Roasted Chicken Salad

Roasted Chicken Salad

just for fun nutrition

6 January 2017

Newton Running Athlete and Chef, Justin Cogley brings us a easy chicken salad recipe.

A great, light option after all of your filling holiday meals!

 

Roasted Chicken, Carrot, Buckwheat Croutons, Sorrel, and Gem lettuce Salad

Ingredients

FOR THE ROAST CHICKEN

olive oil

1 free-range chicken

sea salt

freshly ground pepper

a small bunch of fresh thyme

1 lemon

3 cloves of garlic

*Makes 2 very large salads

FOR THE SALAD

1 buckwheat loaf (or multi grain loaf) unsliced

6 each baby heirloom carrots (sliced into rounds or lengthwise with a mandolin)

a handful of toasted hickory nuts

1 head of Gem lettuce or your favorite. Cleaned and torn into bite size pieces

extra virgin olive oil

2 tablespoon wholegrain mustard

quince vinegar or cider vinegar

a bunch of fresh flat-leaf parsley, leaves picked

a bunch of fresh mint , leaves picked

4 each scallions

a bunch of red veined sorrel

DIRECTIONS

Preheat your oven to 400°F Drizzle olive oil all over the chicken and sprinkle it with salt and pepper. Put the thyme leaves in the butt of the chicken! Then halve the lemon and put it inside the cavity with the thyme stalks. Put the chicken onto a large roasting tray and cook in the oven for 1 hour 15 minutes or until the chicken is golden and the juices from the thigh run clear when pricked with a knife. (It all depends on how strong your oven game is, it could take less time)

Transfer the roasted chicken to a plate, cover with tin foil and leave to cool. Tear the bread into the roasting tray in thumb-sized torn croutons, then toss them in all the cooking juices from the chicken. Spread the croutons out in the tray. Pop back in the oven for around 15 to 18 minutes, or until everything is crispy and golden.

Meanwhile, remove all the chicken skin and set aside, then use two forks to strip every last bit of meat off the bone. Pile the meat into a large bowl and drizzle over any resting juices from the plate.

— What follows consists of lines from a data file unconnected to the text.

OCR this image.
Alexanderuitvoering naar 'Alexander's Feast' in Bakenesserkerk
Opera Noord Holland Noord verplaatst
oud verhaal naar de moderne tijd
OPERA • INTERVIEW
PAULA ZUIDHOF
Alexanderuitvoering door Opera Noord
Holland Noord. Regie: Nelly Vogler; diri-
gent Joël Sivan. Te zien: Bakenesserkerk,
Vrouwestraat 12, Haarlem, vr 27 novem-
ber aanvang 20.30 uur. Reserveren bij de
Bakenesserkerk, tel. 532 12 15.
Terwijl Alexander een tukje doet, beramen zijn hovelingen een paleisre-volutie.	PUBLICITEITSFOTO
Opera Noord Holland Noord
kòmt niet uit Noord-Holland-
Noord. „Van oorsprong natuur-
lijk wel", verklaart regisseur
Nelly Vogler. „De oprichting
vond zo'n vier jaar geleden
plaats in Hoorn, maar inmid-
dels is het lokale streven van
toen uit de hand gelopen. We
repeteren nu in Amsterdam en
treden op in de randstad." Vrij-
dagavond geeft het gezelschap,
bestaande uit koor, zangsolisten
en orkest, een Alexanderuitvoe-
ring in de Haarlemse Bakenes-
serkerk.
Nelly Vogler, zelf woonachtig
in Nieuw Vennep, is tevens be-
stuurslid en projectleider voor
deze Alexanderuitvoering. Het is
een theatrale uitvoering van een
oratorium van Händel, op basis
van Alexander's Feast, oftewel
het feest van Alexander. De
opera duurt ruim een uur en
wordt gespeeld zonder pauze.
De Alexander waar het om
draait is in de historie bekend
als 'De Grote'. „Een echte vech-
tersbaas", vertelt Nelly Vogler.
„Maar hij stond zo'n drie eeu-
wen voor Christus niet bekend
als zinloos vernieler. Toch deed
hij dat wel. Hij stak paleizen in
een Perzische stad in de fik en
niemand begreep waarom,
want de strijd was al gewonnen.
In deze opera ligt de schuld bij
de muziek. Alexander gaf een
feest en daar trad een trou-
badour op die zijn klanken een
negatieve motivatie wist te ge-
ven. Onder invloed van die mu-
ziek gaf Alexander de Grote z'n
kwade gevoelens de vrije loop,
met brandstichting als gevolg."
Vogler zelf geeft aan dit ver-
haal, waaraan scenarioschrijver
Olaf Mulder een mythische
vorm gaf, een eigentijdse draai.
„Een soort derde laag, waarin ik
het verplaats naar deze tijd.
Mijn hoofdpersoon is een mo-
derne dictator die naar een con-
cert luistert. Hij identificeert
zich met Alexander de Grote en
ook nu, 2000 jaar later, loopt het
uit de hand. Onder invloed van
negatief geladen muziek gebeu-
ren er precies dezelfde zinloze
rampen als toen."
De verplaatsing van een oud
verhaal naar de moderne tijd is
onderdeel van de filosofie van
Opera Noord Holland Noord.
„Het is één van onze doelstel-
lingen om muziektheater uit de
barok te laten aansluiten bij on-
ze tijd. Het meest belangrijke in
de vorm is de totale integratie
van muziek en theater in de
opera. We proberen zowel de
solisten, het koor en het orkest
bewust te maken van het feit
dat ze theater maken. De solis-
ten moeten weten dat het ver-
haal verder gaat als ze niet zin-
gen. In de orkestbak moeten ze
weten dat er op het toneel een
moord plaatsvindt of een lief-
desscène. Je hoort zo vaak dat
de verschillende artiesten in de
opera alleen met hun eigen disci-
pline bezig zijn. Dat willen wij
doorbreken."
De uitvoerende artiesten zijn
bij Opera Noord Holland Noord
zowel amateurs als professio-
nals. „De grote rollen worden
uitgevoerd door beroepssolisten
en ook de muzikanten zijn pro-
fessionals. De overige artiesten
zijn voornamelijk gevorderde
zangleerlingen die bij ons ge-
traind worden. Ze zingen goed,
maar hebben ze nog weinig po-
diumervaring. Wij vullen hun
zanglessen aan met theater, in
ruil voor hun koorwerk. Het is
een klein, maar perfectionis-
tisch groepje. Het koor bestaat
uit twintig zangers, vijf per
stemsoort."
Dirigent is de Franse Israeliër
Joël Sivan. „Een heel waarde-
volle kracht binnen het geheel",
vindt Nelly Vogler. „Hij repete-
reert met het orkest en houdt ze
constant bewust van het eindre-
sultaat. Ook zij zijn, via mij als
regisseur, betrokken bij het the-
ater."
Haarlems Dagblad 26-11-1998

Next Add 6 tablespoons of good-quality extra virgin olive oil, the wholegrain mustard and a few good swigs of quince vinegar or cider vinegar. Chop up the parsley (leave some whole for presentation) and mint leaves and finely slice the scallions. Add them to the bowl. Next add the sliced carrots and hickory nuts.  Toss everything together, then have a taste and adjust with more vinegar or seasoning if you like.

Once the croutons are golden, quickly tear the chicken skin into the roasting tray (skip this if you want a healthier salad) and put back into the oven just until it crisps up again. When it’s looking crispy, Toss everything together with the gem lettuce and serve in the middle of the table.